发布时间：2018-01-09 15:00

本文关键词：Cu、Ti纳米薄膜原位纳米压痕力学性能表征　出处：《太原理工大学》2017年硕士论文　论文类型：学位论文

【摘要】：21世纪以来,随着能源、信息、环境、生物技术以及国防工业的迅猛发展,对纳米薄膜科学领域的研究也不断深入。在微机电系统(MEMS)中铜薄膜由于其较低的电阻率和较高的熔点,代替了以前互连线中的铝薄膜。钛薄膜以其良好的附着力、生物相容性而广泛应于太阳能电池、传感器、分解水制氢、贮氢材料以及生物科学等领域。然而近几年,元器件的小型化、智能化、高集成、高密度存储和超快传输等要求纳米薄膜材料的尺寸越来越小,要求纳米薄膜材料的性能越来越高。随着纳米科学领域研究的不断深入,对纳米薄膜材料的探索也逐步由观测样品表面形貌延伸到了力学性能等特征参数的获取领域。由于力学性能是纳米薄膜材料的重要基本性能参数,人们非常迫切的需要了解纳米薄膜材料在微观条件下和宏观力学性能之间的联系和区别,并希望得到相应的理论数据来指导新结构的设计。但是针对纳米薄膜力学表征的研究却很少见,随着纳米薄膜技术的不断发展,纳米薄膜力学势必将成为力学研究领域中不可或缺的重要组成部分,也是将来我们要深入研究的重要领域,其结果对纳米薄膜材料的使用起着非常重大的指导性意义。
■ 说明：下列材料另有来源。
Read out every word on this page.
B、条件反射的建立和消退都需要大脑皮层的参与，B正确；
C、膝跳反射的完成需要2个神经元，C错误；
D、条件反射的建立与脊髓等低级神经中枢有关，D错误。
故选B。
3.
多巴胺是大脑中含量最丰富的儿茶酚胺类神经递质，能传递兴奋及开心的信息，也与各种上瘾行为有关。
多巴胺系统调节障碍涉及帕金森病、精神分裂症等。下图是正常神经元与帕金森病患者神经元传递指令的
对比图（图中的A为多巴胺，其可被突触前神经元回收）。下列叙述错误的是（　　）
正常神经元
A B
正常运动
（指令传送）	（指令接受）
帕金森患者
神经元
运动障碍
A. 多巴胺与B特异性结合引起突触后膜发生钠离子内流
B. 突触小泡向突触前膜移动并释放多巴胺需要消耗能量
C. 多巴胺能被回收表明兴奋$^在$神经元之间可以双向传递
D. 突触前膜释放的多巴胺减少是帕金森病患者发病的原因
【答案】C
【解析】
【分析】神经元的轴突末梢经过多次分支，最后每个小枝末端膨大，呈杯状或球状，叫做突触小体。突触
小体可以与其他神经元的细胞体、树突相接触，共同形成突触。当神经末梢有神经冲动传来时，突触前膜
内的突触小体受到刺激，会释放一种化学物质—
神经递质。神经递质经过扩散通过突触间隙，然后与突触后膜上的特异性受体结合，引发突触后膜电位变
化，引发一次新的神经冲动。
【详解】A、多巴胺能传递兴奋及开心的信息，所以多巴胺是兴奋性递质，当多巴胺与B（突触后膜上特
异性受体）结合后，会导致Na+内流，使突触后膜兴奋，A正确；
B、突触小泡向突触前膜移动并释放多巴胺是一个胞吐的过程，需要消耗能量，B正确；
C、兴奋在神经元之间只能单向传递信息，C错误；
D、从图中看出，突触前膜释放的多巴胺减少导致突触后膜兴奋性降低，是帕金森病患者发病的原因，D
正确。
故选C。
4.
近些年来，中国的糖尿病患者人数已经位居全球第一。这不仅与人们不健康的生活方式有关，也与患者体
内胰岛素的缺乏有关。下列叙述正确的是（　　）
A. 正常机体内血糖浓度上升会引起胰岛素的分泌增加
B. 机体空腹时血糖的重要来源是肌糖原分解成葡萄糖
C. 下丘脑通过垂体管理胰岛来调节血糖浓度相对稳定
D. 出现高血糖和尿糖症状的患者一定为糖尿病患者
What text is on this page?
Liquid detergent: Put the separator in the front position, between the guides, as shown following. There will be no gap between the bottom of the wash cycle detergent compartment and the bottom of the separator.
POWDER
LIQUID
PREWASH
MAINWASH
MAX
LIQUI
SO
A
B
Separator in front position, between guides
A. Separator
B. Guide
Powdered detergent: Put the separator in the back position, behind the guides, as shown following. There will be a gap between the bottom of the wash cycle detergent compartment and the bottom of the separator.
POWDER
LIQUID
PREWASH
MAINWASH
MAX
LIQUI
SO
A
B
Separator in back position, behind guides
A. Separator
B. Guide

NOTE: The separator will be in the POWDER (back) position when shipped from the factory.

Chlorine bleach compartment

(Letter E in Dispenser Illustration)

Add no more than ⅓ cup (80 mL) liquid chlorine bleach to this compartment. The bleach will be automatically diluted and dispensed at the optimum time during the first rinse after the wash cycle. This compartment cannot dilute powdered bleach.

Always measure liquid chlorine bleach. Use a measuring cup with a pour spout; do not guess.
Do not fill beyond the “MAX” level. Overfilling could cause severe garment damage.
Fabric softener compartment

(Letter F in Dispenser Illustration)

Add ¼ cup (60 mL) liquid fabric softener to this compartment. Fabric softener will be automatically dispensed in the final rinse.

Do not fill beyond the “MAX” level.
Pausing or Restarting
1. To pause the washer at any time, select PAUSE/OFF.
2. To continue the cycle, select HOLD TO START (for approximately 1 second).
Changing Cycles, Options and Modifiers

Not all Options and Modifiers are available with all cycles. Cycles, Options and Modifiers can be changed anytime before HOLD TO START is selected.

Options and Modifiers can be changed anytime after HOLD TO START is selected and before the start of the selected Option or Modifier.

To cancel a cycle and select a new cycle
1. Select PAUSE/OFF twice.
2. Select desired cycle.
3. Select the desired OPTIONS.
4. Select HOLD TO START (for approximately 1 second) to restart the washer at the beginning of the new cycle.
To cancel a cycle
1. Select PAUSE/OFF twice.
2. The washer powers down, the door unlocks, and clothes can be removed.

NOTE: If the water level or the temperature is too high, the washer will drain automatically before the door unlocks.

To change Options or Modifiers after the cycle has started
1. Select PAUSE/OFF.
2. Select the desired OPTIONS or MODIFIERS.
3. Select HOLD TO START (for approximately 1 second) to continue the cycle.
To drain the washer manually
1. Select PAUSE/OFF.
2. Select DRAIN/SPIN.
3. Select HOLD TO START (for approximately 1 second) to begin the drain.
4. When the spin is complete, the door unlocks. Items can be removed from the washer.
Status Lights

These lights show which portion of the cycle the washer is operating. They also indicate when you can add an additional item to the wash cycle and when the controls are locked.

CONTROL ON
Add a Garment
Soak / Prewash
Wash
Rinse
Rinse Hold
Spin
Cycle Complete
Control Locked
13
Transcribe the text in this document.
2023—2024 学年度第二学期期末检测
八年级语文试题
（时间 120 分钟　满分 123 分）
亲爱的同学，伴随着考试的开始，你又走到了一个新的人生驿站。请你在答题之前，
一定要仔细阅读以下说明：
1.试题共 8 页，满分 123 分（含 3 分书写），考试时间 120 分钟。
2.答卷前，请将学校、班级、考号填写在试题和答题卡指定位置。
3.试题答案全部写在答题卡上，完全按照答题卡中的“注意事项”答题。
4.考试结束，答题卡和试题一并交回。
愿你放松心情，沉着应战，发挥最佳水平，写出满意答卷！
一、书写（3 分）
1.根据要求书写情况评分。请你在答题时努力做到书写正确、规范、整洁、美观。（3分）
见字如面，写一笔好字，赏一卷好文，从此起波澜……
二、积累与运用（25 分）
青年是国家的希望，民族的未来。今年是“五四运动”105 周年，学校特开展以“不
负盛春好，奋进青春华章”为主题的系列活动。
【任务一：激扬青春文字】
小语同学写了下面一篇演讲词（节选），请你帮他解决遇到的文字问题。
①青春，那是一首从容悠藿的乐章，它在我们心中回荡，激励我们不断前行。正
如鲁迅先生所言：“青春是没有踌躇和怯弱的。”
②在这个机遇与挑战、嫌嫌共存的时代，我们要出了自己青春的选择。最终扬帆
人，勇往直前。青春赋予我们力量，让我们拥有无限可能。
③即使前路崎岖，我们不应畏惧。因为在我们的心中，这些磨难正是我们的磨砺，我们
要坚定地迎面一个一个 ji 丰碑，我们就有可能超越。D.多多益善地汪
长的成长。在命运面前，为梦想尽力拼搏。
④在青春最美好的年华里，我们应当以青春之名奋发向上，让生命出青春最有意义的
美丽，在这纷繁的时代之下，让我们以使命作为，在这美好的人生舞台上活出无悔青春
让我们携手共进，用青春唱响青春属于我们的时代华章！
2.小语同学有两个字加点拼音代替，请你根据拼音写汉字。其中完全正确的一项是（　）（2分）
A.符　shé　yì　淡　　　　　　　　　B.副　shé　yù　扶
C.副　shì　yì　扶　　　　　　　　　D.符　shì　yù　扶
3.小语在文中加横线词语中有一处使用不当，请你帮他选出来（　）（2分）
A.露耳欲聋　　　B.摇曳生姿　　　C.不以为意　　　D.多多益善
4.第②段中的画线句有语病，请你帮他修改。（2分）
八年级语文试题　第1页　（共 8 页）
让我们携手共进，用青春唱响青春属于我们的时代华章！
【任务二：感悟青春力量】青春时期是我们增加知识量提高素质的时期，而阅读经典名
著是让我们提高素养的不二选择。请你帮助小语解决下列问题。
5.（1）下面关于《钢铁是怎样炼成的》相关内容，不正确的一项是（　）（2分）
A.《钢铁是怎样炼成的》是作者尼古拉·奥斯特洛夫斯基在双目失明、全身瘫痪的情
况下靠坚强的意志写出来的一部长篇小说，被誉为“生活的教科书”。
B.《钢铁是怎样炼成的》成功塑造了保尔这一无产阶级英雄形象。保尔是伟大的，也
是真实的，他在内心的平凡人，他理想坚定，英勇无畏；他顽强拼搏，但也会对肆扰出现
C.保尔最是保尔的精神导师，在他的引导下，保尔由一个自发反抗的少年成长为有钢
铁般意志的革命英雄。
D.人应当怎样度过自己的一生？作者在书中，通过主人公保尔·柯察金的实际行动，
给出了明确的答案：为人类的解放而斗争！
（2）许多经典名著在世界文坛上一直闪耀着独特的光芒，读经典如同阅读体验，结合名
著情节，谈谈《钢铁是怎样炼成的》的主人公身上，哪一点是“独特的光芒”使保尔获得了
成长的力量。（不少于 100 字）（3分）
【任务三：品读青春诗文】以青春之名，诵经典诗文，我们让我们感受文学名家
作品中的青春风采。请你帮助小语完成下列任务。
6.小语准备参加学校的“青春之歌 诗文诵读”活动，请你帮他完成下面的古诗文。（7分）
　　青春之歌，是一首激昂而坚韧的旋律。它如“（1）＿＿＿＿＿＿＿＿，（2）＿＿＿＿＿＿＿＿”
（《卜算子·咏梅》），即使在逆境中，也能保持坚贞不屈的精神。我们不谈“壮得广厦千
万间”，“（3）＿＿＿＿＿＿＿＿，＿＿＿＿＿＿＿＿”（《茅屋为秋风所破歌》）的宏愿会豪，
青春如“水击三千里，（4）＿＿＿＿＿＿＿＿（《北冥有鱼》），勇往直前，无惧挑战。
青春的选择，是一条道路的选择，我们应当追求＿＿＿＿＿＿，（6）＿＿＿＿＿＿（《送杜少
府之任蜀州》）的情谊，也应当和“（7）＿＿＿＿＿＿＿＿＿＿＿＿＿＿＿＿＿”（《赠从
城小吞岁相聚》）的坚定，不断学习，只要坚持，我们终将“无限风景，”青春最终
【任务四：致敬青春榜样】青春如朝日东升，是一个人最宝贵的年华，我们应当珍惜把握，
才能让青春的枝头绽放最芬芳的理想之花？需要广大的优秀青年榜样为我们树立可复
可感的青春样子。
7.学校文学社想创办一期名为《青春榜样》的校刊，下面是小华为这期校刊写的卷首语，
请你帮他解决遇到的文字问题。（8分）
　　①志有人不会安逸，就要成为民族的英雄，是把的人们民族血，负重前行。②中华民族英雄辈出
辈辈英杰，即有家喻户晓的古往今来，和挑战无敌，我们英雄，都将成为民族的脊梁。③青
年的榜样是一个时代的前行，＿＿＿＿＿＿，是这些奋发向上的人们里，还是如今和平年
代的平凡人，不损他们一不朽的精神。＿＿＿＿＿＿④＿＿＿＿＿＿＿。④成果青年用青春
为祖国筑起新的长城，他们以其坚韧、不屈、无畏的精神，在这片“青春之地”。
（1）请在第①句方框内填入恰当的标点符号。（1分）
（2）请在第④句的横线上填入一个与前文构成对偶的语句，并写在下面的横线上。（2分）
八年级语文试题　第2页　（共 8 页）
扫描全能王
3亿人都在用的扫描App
载荷压入曲线好比材料的指纹,由此可以得到相应纳米薄膜材料的力学性能指标。在本文中主要对铜纳米薄膜和钛纳米薄膜的力学特性参数通过纳米压痕法进行测试,以弹性模量为主要研究对象,采用自主研发的扫描电子显微镜/扫描探针显微镜(SEM/SPM)联合测试系统以及布鲁克原子力显微镜(AFM),通过纳米压痕的试验方法,得到被测试样品的力位移曲线,并通过赫兹理论计算得到其弹性模量。研究的主要内容及成果如下:1.利用自主研发的扫描电子显微镜-扫描探针显微镜联合测试系统,研究了直流磁控溅射(DCMS)和原子层沉积(ALD)两种成膜方式对40,60,80纳米铜薄膜弹性模量的影响。基于赫兹理论和King模型的计算结果表明,利用DCMS得到不同厚度铜薄膜的弹性模量值在95±2GPa到125±4GPa之间,而通过ALD得到的铜薄膜弹性模量值在99±2GPa到154±6GPa之间。对比分析可知,不同厚度的铜薄膜弹性模量比块体铜材料的弹性模量(90GPa)大6%-71%,且通过两种不同方式沉积得到的铜薄膜弹性模量值都随着薄膜厚度的增加而减小,表现出明显的尺寸效应。而且对于同一厚度的铜薄膜,利用ALD沉积的弹性模量比DCMS的大4.2%-23.2%,由透射电子显微图像对比分析可知,前者的平均晶粒尺寸是后者的60%,纳米晶粒小尺寸效应可能是薄膜弹性模量增大的原因。2.采用DCMS在(100)方向的硅片上沉积厚度为60nm、90nm、120nm以及180nm的钛薄膜作为实验的研究对象,并以布鲁克AFM为测试工具,纳米压痕为实验方法,复合弹性模量为指导,分别进行实验并求出不同厚度的钛纳米薄膜的弹性模量值。实验结果表明:厚度为60-180nm的钛薄膜弹性模量在95-132GPa之间。对于同一厚度的钛薄膜,弹性模量均随着峰值力的增加而减小,即随着压入深度的增加而减小;其中在不同峰值力的测试条件下,厚度为120nm钛薄膜测得的弹性模量相差最大(12.0%),厚度为60nm的相差最小(3.9%)。而且不同厚度的钛薄膜,在峰值力同为100nN的情况下,随着薄膜厚度的增加,其弹性模量逐渐减小;峰值力为150nN时同样如此。同时采用SEM/SPM联合测试系统对钛纳米薄膜进行压痕实验,得到的样品的弹性模量同样随着薄膜厚度的增大而减小。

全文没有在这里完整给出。